The next chapter for small business
Consumers significantly reduced, or even stopped spending their money with small businesses altogether, since COVID-19 hit. But, they do expect to pick this up again once the situation improves.
Although they are spending less overall, consumers have actually increased their spending through digital channels. Digital spending during COVID-19 has increased significantly across all product categories that were surveyed, including goods we don’t usually buy online, such as groceries.
And consumers aren’t just buying more from these digital channels, they’re also more interested in using virtual communities to engage with small businesses.
The small business response to changed consumer behaviours
So, the overall spend is down, but the digital spend is up and consumers are feeling more engaged than ever with their virtual communities. How have small businesses responded to this change in consumer behaviour? Well, it appears that they’re mostly aligning their practices with these new consumer behaviours.
One of the most significant findings from the study is that small businesses have really increased the speed at which they’ve adopted digital at the front end (consumer facing, such as online stores) as well as the back end (business operations, such as cloud hosting).
Perhaps not surprisingly, the businesses that are more proactive in using digital technologies report earning a much higher proportion of revenue online, as opposed to through physical stores. And perhaps even less surprisingly, the businesses that are thriving through this period are the ones that started their digital journey before the pandemic hit – they were more prepared and resilient than the businesses that shifted to digital because of the pandemic. However, it is clear that it’s not too late for others to catch up. What’s more, the research suggests those that rely on their support network of advisors – be it accountants, bookkeepers, financial advisors and/or technology advisors – are more likely to perform in a changing environment.
A shift in mindset towards digital
There’s no doubt that the pandemic has accelerated the speed and frequency at which businesses have embraced digital technologies. The types of tech investments or adoption that used to take years, now only take a couple of months – even a couple of weeks in some instances.
Before COVID-19 hit, 32% of the 1,000+ small businesses that Forrester Consulting surveyed reported using cloud solutions. Merely six months later, that number had increased to 49%. That’s an increase of 17% – a rousing endorsement that small business owners believe that embracing the cloud leads to better outcomes.
And small businesses are adapting their practises beyond just accepting digital payments. They’re taking it a step or two further. They’re investing more in online marketing and ad spending, and using more digital services to improve their operation and increase their agility to be more resilient in their operations.
They’ve started creating e-invoices and embracing value-added services like spending analytics to understand where they are spending, how much they are spending, and how they can better manage their expenses going forward. Many are also recording and submitting their tax digitally.
It’s clear that the trend towards cloud technology has accelerated, and this acceleration is going to continue post-COVID. Small businesses that are open to change, are embracing this trend, and are supporting their customers’ buying preferences through this disruption, are the ones that are thriving.

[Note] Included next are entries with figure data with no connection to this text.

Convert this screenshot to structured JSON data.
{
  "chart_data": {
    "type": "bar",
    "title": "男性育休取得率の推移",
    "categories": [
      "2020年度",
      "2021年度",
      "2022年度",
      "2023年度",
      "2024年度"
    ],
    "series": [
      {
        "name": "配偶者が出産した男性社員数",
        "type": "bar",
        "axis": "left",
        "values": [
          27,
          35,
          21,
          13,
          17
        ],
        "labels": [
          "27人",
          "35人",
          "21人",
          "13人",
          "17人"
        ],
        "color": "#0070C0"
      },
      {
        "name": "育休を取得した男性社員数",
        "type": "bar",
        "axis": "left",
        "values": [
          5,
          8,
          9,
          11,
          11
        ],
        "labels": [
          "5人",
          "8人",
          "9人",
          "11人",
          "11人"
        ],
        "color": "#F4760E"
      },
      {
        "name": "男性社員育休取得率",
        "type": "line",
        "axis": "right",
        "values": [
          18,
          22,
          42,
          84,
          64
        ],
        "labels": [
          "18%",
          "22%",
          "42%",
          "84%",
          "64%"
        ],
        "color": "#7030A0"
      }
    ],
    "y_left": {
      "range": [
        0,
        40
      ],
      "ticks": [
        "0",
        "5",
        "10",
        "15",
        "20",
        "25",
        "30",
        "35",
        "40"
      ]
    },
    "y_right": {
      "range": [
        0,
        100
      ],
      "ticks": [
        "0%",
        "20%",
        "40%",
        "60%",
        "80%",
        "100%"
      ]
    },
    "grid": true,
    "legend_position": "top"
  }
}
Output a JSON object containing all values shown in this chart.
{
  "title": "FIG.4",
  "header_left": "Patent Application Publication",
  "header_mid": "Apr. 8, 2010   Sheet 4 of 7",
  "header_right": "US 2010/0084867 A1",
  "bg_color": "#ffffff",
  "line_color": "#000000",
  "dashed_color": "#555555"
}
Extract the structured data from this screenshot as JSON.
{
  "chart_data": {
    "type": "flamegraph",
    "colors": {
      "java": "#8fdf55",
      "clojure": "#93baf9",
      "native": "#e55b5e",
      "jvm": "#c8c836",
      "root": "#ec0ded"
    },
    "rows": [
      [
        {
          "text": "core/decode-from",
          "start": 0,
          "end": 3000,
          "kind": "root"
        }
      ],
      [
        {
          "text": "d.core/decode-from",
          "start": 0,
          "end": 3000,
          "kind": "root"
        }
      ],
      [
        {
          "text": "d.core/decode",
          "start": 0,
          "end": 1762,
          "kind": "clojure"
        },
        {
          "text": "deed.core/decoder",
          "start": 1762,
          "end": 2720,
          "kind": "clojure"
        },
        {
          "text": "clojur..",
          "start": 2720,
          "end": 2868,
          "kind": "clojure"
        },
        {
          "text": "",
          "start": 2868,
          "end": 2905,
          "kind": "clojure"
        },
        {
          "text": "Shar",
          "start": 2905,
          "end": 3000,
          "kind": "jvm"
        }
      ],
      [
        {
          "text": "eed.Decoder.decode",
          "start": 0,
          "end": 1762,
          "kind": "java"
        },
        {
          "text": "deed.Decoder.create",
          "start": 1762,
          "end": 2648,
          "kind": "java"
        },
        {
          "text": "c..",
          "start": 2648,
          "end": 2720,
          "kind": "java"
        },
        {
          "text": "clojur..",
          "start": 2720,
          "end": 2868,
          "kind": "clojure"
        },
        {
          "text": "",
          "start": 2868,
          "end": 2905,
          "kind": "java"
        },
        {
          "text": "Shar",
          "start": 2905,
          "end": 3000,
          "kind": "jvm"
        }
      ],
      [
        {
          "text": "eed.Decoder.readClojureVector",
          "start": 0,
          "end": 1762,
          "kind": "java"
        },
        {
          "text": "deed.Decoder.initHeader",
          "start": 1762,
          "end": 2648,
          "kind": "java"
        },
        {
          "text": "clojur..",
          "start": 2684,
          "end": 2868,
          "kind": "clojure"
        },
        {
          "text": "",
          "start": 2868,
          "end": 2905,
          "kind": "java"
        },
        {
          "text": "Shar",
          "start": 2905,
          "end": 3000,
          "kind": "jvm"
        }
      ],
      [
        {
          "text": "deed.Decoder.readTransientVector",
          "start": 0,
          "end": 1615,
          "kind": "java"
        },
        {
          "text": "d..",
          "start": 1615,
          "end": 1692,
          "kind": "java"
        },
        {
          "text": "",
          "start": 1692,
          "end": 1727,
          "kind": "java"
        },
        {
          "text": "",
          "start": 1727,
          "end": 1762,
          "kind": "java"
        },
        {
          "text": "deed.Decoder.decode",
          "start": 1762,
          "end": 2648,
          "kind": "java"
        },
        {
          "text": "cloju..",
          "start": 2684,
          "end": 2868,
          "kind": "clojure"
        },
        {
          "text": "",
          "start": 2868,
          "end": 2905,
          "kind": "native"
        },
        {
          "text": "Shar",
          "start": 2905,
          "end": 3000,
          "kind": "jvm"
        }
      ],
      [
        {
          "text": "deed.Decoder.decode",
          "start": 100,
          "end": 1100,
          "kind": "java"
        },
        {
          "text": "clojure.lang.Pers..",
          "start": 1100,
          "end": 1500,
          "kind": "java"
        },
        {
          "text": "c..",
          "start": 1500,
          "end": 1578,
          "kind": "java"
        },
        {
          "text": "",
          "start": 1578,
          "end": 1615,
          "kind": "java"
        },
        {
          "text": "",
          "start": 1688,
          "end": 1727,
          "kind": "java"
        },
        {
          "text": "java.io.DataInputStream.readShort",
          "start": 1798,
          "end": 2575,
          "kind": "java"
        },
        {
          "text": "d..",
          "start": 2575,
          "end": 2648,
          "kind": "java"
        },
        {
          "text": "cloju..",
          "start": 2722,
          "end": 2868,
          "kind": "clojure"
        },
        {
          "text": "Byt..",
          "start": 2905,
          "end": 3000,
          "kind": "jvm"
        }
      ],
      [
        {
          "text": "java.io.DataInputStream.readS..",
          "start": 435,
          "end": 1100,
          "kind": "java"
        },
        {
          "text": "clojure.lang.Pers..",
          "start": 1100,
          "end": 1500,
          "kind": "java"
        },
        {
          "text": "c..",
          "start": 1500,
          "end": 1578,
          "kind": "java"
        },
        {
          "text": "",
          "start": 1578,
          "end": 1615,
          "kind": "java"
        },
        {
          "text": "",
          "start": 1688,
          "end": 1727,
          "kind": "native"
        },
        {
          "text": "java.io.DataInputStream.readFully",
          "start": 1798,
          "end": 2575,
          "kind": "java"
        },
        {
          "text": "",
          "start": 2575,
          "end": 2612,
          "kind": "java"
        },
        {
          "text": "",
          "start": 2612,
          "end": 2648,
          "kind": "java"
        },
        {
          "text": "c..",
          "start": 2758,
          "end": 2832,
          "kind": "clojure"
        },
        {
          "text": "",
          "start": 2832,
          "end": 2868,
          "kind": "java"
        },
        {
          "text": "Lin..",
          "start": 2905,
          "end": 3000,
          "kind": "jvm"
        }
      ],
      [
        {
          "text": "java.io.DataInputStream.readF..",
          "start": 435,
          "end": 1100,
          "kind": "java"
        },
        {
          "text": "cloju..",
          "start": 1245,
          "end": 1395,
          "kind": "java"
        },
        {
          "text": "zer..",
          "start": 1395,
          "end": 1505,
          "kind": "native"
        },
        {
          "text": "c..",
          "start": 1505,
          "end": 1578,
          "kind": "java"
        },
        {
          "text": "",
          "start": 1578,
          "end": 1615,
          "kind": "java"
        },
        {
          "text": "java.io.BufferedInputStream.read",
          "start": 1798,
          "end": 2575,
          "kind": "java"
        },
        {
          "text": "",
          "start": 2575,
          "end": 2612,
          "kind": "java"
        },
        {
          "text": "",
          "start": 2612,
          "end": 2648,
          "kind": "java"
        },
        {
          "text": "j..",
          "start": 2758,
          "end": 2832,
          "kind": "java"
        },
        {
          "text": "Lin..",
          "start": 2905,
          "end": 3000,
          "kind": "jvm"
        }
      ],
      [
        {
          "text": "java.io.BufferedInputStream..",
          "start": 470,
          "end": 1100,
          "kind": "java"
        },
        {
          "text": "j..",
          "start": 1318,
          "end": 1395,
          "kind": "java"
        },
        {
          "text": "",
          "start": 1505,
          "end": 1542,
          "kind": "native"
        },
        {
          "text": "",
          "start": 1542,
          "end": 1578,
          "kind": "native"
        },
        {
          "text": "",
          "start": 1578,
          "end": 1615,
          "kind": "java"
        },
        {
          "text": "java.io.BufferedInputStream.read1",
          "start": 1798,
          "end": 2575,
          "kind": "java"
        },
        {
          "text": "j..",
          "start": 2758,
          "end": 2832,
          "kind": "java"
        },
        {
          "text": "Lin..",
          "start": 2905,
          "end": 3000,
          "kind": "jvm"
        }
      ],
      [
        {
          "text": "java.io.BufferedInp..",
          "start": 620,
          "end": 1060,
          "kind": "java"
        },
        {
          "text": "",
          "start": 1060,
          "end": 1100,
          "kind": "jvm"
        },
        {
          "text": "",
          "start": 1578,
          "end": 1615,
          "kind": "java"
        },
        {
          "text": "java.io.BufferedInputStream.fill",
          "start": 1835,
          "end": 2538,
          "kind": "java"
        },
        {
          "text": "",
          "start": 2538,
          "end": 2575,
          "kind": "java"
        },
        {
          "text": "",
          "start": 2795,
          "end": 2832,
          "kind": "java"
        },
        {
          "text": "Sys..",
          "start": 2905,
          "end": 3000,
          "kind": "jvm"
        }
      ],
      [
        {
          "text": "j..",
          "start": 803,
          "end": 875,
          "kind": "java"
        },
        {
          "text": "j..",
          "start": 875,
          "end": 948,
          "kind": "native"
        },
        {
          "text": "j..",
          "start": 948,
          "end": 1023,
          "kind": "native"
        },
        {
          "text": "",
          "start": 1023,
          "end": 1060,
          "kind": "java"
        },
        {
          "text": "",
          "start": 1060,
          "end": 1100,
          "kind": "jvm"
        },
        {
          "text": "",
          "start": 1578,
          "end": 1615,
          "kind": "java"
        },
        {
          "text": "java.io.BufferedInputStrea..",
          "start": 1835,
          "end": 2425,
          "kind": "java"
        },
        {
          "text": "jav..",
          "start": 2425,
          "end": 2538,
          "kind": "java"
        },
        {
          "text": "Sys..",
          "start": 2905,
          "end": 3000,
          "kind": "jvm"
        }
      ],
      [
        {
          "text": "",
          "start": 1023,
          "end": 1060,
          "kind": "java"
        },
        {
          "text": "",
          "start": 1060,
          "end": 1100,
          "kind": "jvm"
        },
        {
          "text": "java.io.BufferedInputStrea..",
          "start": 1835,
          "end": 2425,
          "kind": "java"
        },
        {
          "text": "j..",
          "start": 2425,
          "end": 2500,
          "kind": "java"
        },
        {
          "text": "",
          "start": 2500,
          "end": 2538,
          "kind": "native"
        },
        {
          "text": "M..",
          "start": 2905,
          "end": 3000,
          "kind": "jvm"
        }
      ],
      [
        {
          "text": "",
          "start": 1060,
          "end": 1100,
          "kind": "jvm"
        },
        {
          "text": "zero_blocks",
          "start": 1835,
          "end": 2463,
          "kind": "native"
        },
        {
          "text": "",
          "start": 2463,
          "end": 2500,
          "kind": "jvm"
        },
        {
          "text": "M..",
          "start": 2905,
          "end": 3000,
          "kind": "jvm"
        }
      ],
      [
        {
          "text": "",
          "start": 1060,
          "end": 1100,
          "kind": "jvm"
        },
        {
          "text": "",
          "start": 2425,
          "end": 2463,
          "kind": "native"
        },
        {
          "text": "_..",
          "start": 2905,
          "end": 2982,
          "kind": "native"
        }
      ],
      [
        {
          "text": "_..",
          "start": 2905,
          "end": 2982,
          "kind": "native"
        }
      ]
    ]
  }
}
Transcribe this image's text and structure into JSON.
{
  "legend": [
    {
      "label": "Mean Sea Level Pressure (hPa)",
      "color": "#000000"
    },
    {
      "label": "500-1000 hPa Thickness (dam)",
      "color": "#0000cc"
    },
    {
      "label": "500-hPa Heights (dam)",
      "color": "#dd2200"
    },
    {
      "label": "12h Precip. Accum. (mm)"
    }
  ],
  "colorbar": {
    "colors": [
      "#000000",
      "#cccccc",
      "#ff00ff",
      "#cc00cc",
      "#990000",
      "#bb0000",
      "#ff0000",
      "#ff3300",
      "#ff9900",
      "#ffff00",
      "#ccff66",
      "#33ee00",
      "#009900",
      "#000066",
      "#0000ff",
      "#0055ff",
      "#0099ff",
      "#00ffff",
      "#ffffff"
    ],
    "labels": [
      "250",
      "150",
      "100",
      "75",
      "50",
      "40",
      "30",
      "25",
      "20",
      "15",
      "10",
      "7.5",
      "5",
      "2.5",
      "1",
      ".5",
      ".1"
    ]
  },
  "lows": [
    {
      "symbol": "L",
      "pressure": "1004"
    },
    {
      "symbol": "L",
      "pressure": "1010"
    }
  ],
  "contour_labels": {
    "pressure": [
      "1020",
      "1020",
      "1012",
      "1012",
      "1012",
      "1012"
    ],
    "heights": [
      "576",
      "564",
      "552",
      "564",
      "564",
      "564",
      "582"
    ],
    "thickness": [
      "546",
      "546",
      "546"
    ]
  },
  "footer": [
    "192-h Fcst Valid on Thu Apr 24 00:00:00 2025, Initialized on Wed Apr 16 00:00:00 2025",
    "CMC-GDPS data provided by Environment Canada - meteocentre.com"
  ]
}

If you’d like to learn more about how COVID-19 has impacted small businesses, head over to our website. There, we list five key recommendations to help small businesses recover, and practical advice for business continuity, resilience and success. Or read the full study to learn more about its recommendations, top actions to take, and to dive into the details.
5 Key recommendations
1. Make financial information digital
Using digital tools is no longer an admin task, it’s business critical and has a direct impact on whether a business will survive.
During COVID-19 74% of small business owners used government funding to stay afloat. Cash flow is the biggest issue for small businesses. In order to access government support businesses needed to have financial statements showing revenue, cash flow and payroll.
2. Create emotional connections with customers
Creating meaningful connections with customers strengthens relationships.
The study found 93% of consumers said that if businesses demonstrate empathy they trust them, buy from them more and recommend them more.
3. Use the power of your ecosystem
Small businesses need to be resourceful. Developing partnerships within the ecosystem can help meet customers’ changing needs.
According to the study, thriving businesses were most likely to get help from their ecosystem partners.
4. Use cloud-based tools to increase efficiency
Manual, paper-based systems are time-consuming, environmentally unfriendly and labour-intensive.
Businesses that thrived during the pandemic showed a higher percentage of online revenue as well as cloud adoption.
5. Use data to predict and plan for the future
47% of businesses make decisions based on customer feedback while 34% use their own instinct.
Typically small businesses are unprepared to deal with supply chain disruptions, but using data to make informed decisions can help businesses plan for the future.